The Renault-Nissan Alliance is installing 90 new charge spots for electric vehicles in and around Paris for the COP21 global summit on climate change.
The installation is being done in partnership with French energy provider EDF, Schneider Electric, Aéroports de Paris, Paris City Council and SNCF, France’s national railway company.
The charging stations, several of which will be donated by Schneider Electric, will refuel 200 EVs serving as VIP shuttles for negotiators, delegates and media attending the conference. More than 20,000 U.N. participants from 195 countries are expected to attend the 21st annual Conference of Parties (known as COP21), from Nov. 30 to Dec. 11.
“COP21 is a call to action to reduce the impact of climate change–including global warming resulting from personal transportation,” said Renault-Nissan Chairman and CEO Carlos Ghosn. “Electric vehicles are the only existing, practical and affordable transportation solution to our planet’s environmental challenges – and they are available today. Expanding the EV infrastructure is mandatory for any city or state that’s serious about environmental stewardship.”
The quick and standard EV charging stations will use renewable and extremely low-carbon electricity from EDF, enabling the Renault-Nissan fleet to cover more than 400,000 km in two weeks. The quick charging stations will recharge EVs from 0 to 80% capacity in about 30 minutes.
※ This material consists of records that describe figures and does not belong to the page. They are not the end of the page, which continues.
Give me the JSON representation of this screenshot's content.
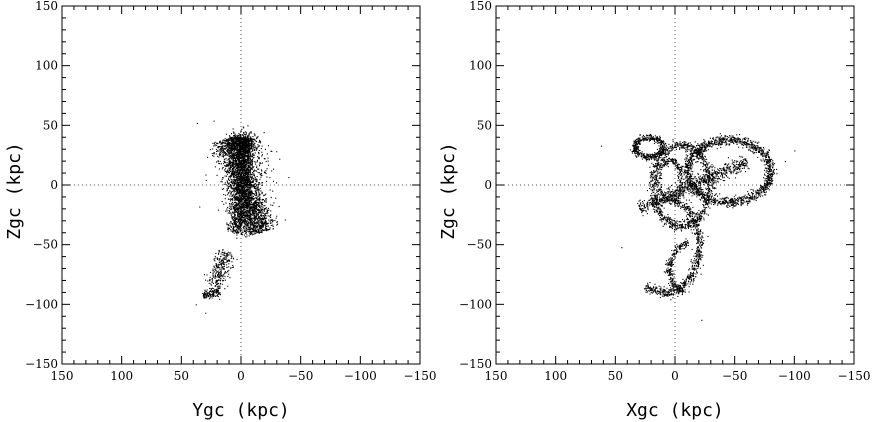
{
  "chart_data": [
    {
      "type": "scatter",
      "xlabel": "Ygc (kpc)",
      "ylabel": "Zgc (kpc)",
      "xlim": [
        150,
        -150
      ],
      "ylim": [
        -150,
        150
      ],
      "x_ticks": [
        150,
        100,
        50,
        0,
        -50,
        -100,
        -150
      ],
      "y_ticks": [
        150,
        100,
        50,
        0,
        -50,
        -100,
        -150
      ],
      "reference_lines": {
        "x": 0,
        "y": 0,
        "style": "dotted"
      },
      "marker_color": "#000000",
      "features": [
        {
          "kind": "band",
          "from": [
            -15,
            -40
          ],
          "to": [
            10,
            40
          ],
          "width": 14,
          "points": 2600
        },
        {
          "kind": "band",
          "from": [
            5,
            -40
          ],
          "to": [
            -5,
            40
          ],
          "width": 8,
          "points": 1200
        },
        {
          "kind": "band",
          "from": [
            12,
            -55
          ],
          "to": [
            22,
            -85
          ],
          "width": 8,
          "points": 260
        },
        {
          "kind": "band",
          "from": [
            18,
            -88
          ],
          "to": [
            32,
            -93
          ],
          "width": 4,
          "points": 140
        },
        {
          "kind": "blob",
          "center": [
            0,
            35
          ],
          "radius": [
            12,
            10
          ],
          "points": 500
        },
        {
          "kind": "blob",
          "center": [
            -18,
            20
          ],
          "radius": [
            12,
            18
          ],
          "points": 40
        }
      ],
      "sample_points": [
        {
          "x": 37,
          "y": 52
        },
        {
          "x": 23,
          "y": 54
        },
        {
          "x": 35,
          "y": -18
        },
        {
          "x": 38,
          "y": -100
        },
        {
          "x": 30,
          "y": -107
        },
        {
          "x": -32,
          "y": 22
        }
      ]
    },
    {
      "type": "scatter",
      "xlabel": "Xgc (kpc)",
      "ylabel": "Zgc (kpc)",
      "xlim": [
        150,
        -150
      ],
      "ylim": [
        -150,
        150
      ],
      "x_ticks": [
        150,
        100,
        50,
        0,
        -50,
        -100,
        -150
      ],
      "y_ticks": [
        150,
        100,
        50,
        0,
        -50,
        -100,
        -150
      ],
      "reference_lines": {
        "x": 0,
        "y": 0,
        "style": "dotted"
      },
      "marker_color": "#000000",
      "features": [
        {
          "kind": "ellipse_loop",
          "center": [
            -45,
            12
          ],
          "radius": [
            35,
            26
          ],
          "width": 4,
          "points": 1400
        },
        {
          "kind": "ellipse_loop",
          "center": [
            -5,
            0
          ],
          "radius": [
            24,
            34
          ],
          "width": 4,
          "points": 900
        },
        {
          "kind": "ellipse_loop",
          "center": [
            22,
            32
          ],
          "radius": [
            12,
            8
          ],
          "width": 3,
          "points": 500
        },
        {
          "kind": "ellipse_loop",
          "center": [
            5,
            5
          ],
          "radius": [
            10,
            16
          ],
          "width": 3,
          "points": 300
        },
        {
          "kind": "arc",
          "center": [
            10,
            -50
          ],
          "radius": [
            30,
            40
          ],
          "from_deg": 100,
          "to_deg": 300,
          "width": 4,
          "points": 700
        },
        {
          "kind": "arc",
          "center": [
            -15,
            -70
          ],
          "radius": [
            20,
            22
          ],
          "from_deg": -70,
          "to_deg": 80,
          "width": 3,
          "points": 260
        },
        {
          "kind": "band",
          "from": [
            30,
            -20
          ],
          "to": [
            -60,
            20
          ],
          "width": 6,
          "points": 700
        }
      ],
      "sample_points": [
        {
          "x": 62,
          "y": 33
        },
        {
          "x": -100,
          "y": 29
        },
        {
          "x": -22,
          "y": -113
        },
        {
          "x": 45,
          "y": -52
        },
        {
          "x": -92,
          "y": 20
        },
        {
          "x": -85,
          "y": 10
        }
      ]
    }
  ]
}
EVs consume any form of electricity used in the power grid, including hydropower, solar and wind energy. As countries reduce dependence on fossil fuels and increase reliance on renewable resources, EVs become even greener.
Small carbon footprint
The COP21 charging stations in the Paris region will use electricity with a small carbon footprint. The French power grid distributes electricity with a very low average of CO2 emissions per kWh: less than 40 g in 2014, compared to the European average of 325 g of CO2 emissions per kWh. Renewable energy accounted for about 19% of France’s electricity last year.
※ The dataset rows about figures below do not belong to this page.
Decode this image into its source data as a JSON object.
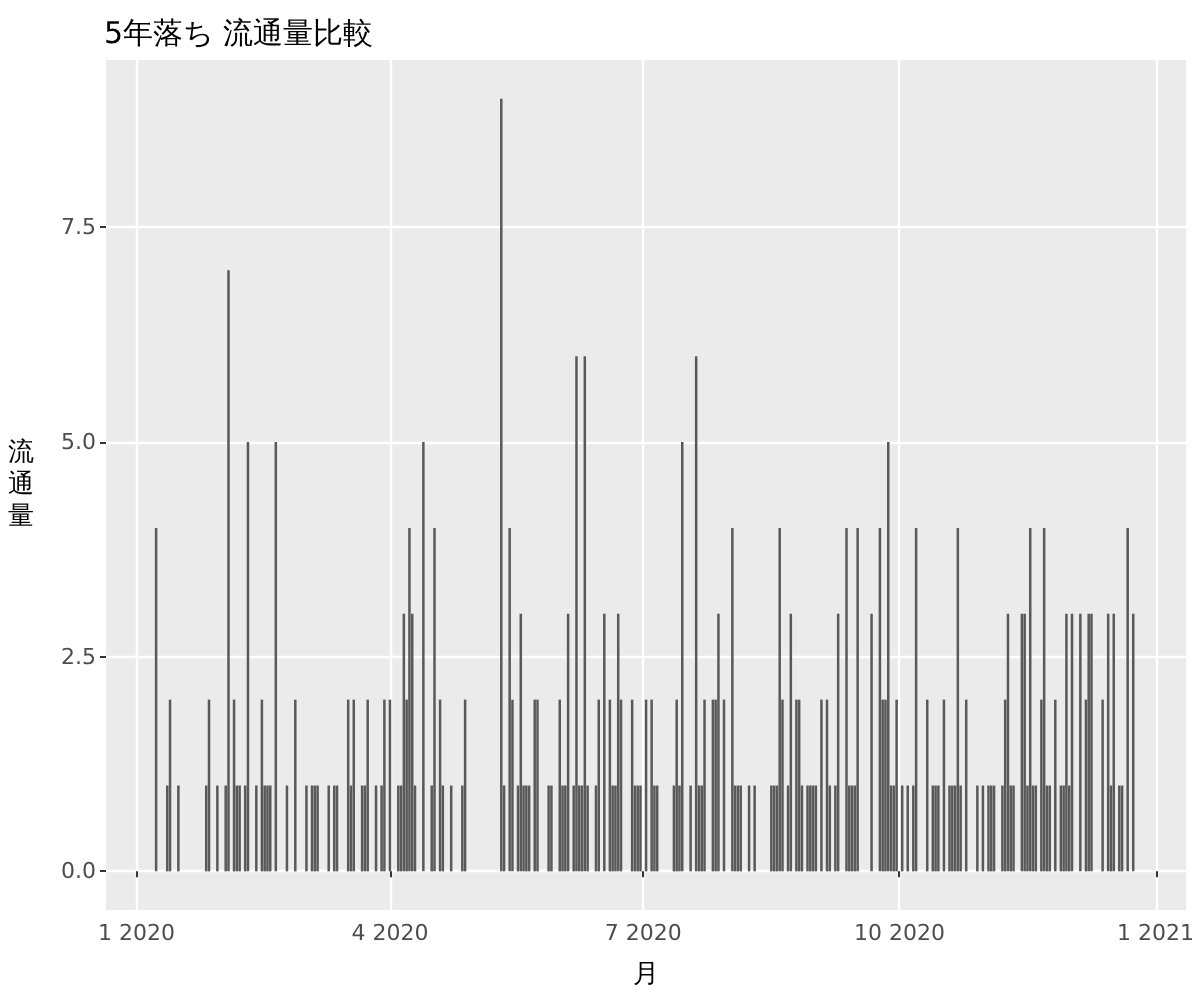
{
  "chart_data": {
    "type": "bar",
    "title": "5年落ち 流通量比較",
    "xlabel": "月",
    "ylabel": "流通量",
    "x": [
      "2020-01-08",
      "2020-01-12",
      "2020-01-13",
      "2020-01-16",
      "2020-01-26",
      "2020-01-27",
      "2020-01-30",
      "2020-02-02",
      "2020-02-03",
      "2020-02-05",
      "2020-02-06",
      "2020-02-07",
      "2020-02-09",
      "2020-02-10",
      "2020-02-13",
      "2020-02-15",
      "2020-02-16",
      "2020-02-17",
      "2020-02-18",
      "2020-02-20",
      "2020-02-24",
      "2020-02-27",
      "2020-03-02",
      "2020-03-04",
      "2020-03-05",
      "2020-03-06",
      "2020-03-10",
      "2020-03-12",
      "2020-03-13",
      "2020-03-17",
      "2020-03-18",
      "2020-03-19",
      "2020-03-22",
      "2020-03-23",
      "2020-03-24",
      "2020-03-27",
      "2020-03-29",
      "2020-03-30",
      "2020-04-01",
      "2020-04-04",
      "2020-04-05",
      "2020-04-06",
      "2020-04-07",
      "2020-04-08",
      "2020-04-09",
      "2020-04-10",
      "2020-04-13",
      "2020-04-16",
      "2020-04-17",
      "2020-04-19",
      "2020-04-20",
      "2020-04-23",
      "2020-04-27",
      "2020-04-28",
      "2020-05-11",
      "2020-05-12",
      "2020-05-14",
      "2020-05-15",
      "2020-05-17",
      "2020-05-18",
      "2020-05-19",
      "2020-05-20",
      "2020-05-21",
      "2020-05-23",
      "2020-05-24",
      "2020-05-28",
      "2020-05-29",
      "2020-06-01",
      "2020-06-02",
      "2020-06-03",
      "2020-06-04",
      "2020-06-06",
      "2020-06-07",
      "2020-06-08",
      "2020-06-09",
      "2020-06-10",
      "2020-06-11",
      "2020-06-14",
      "2020-06-15",
      "2020-06-17",
      "2020-06-19",
      "2020-06-20",
      "2020-06-21",
      "2020-06-22",
      "2020-06-23",
      "2020-06-27",
      "2020-06-28",
      "2020-06-29",
      "2020-06-30",
      "2020-07-02",
      "2020-07-04",
      "2020-07-05",
      "2020-07-06",
      "2020-07-12",
      "2020-07-13",
      "2020-07-14",
      "2020-07-15",
      "2020-07-18",
      "2020-07-20",
      "2020-07-21",
      "2020-07-22",
      "2020-07-23",
      "2020-07-26",
      "2020-07-27",
      "2020-07-28",
      "2020-07-30",
      "2020-08-02",
      "2020-08-03",
      "2020-08-04",
      "2020-08-05",
      "2020-08-08",
      "2020-08-10",
      "2020-08-16",
      "2020-08-17",
      "2020-08-18",
      "2020-08-19",
      "2020-08-20",
      "2020-08-22",
      "2020-08-23",
      "2020-08-25",
      "2020-08-26",
      "2020-08-27",
      "2020-08-29",
      "2020-08-30",
      "2020-08-31",
      "2020-09-01",
      "2020-09-03",
      "2020-09-05",
      "2020-09-06",
      "2020-09-08",
      "2020-09-09",
      "2020-09-12",
      "2020-09-13",
      "2020-09-14",
      "2020-09-15",
      "2020-09-16",
      "2020-09-21",
      "2020-09-24",
      "2020-09-25",
      "2020-09-26",
      "2020-09-27",
      "2020-09-28",
      "2020-09-29",
      "2020-09-30",
      "2020-10-02",
      "2020-10-04",
      "2020-10-06",
      "2020-10-07",
      "2020-10-11",
      "2020-10-13",
      "2020-10-14",
      "2020-10-15",
      "2020-10-17",
      "2020-10-19",
      "2020-10-20",
      "2020-10-21",
      "2020-10-22",
      "2020-10-23",
      "2020-10-25",
      "2020-10-29",
      "2020-10-31",
      "2020-11-02",
      "2020-11-03",
      "2020-11-04",
      "2020-11-07",
      "2020-11-08",
      "2020-11-09",
      "2020-11-10",
      "2020-11-11",
      "2020-11-14",
      "2020-11-15",
      "2020-11-16",
      "2020-11-17",
      "2020-11-18",
      "2020-11-19",
      "2020-11-21",
      "2020-11-22",
      "2020-11-23",
      "2020-11-24",
      "2020-11-26",
      "2020-11-28",
      "2020-11-29",
      "2020-11-30",
      "2020-12-01",
      "2020-12-02",
      "2020-12-05",
      "2020-12-07",
      "2020-12-08",
      "2020-12-09",
      "2020-12-13",
      "2020-12-15",
      "2020-12-16",
      "2020-12-17",
      "2020-12-19",
      "2020-12-20",
      "2020-12-22",
      "2020-12-24"
    ],
    "values": [
      4,
      1,
      2,
      1,
      1,
      2,
      1,
      1,
      7,
      2,
      1,
      1,
      1,
      5,
      1,
      2,
      1,
      1,
      1,
      5,
      1,
      2,
      1,
      1,
      1,
      1,
      1,
      1,
      1,
      2,
      1,
      2,
      1,
      1,
      2,
      1,
      1,
      2,
      2,
      1,
      1,
      3,
      2,
      4,
      3,
      1,
      5,
      1,
      4,
      2,
      1,
      1,
      1,
      2,
      9,
      1,
      4,
      2,
      1,
      3,
      1,
      1,
      1,
      2,
      2,
      1,
      1,
      2,
      1,
      1,
      3,
      1,
      6,
      1,
      1,
      6,
      1,
      1,
      2,
      3,
      2,
      1,
      1,
      3,
      2,
      2,
      1,
      1,
      1,
      2,
      2,
      1,
      1,
      1,
      2,
      1,
      5,
      1,
      6,
      1,
      1,
      2,
      2,
      2,
      3,
      2,
      4,
      1,
      1,
      1,
      1,
      1,
      1,
      1,
      1,
      4,
      2,
      1,
      3,
      2,
      2,
      1,
      1,
      1,
      1,
      1,
      2,
      2,
      1,
      1,
      3,
      4,
      1,
      1,
      1,
      4,
      3,
      4,
      2,
      2,
      5,
      1,
      1,
      2,
      1,
      1,
      1,
      4,
      2,
      1,
      1,
      1,
      2,
      1,
      1,
      1,
      4,
      1,
      2,
      1,
      1,
      1,
      1,
      1,
      1,
      2,
      3,
      1,
      1,
      3,
      3,
      1,
      4,
      1,
      1,
      2,
      4,
      1,
      1,
      2,
      1,
      1,
      3,
      1,
      3,
      3,
      2,
      3,
      3,
      2,
      3,
      1,
      3,
      1,
      1,
      4,
      3
    ],
    "color": "#595959",
    "xlim": [
      "2019-12-21",
      "2021-01-12"
    ],
    "xticks": [
      {
        "value": "2020-01-01",
        "label": "1 2020"
      },
      {
        "value": "2020-04-01",
        "label": "4 2020"
      },
      {
        "value": "2020-07-01",
        "label": "7 2020"
      },
      {
        "value": "2020-10-01",
        "label": "10 2020"
      },
      {
        "value": "2021-01-01",
        "label": "1 2021"
      }
    ],
    "ylim": [
      -0.45,
      9.45
    ],
    "yticks": [
      {
        "value": 0,
        "label": "0.0"
      },
      {
        "value": 2.5,
        "label": "2.5"
      },
      {
        "value": 5,
        "label": "5.0"
      },
      {
        "value": 7.5,
        "label": "7.5"
      }
    ],
    "grid": true
  }
}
“EDF supports the development of electric mobility, which is a cornerstone of countries’ efforts to minimize urban pollution. EDF produces extremely low-carbon electricity in France, which enables a significant reduction in greenhouse gas emissions and thus reinforces the favorable ecological footprint of this new generation of transport,” said EDF Chairman and CEO Jean-Bernard Levy.
In addition, EDF is offsetting the remaining CO2 emissions through carbon credits generated by projects certified by the United Nations. That means the Renault-Nissan EV fleet will use electricity considered fully “decarbonized.”
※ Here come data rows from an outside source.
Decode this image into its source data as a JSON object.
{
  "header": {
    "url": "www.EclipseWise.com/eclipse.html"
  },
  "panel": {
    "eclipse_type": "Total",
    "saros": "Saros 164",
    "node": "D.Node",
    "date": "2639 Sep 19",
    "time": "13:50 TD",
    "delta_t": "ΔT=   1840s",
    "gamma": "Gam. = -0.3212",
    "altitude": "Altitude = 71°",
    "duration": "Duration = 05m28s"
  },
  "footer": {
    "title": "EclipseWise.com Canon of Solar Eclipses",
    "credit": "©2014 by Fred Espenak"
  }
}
Fourteen of the 27 quick chargers installed will remain after the climate change conference and will be available for the public to use. These include two at Charles de Gaulle Airport, two on the Paris périphérique highway and one at Orly Airport.
France already has about 10,000 quick and standard charging spots. In the Paris region alone, there are more than 4,000 spots, making Paris one of the most “plugged in” cities in Europe.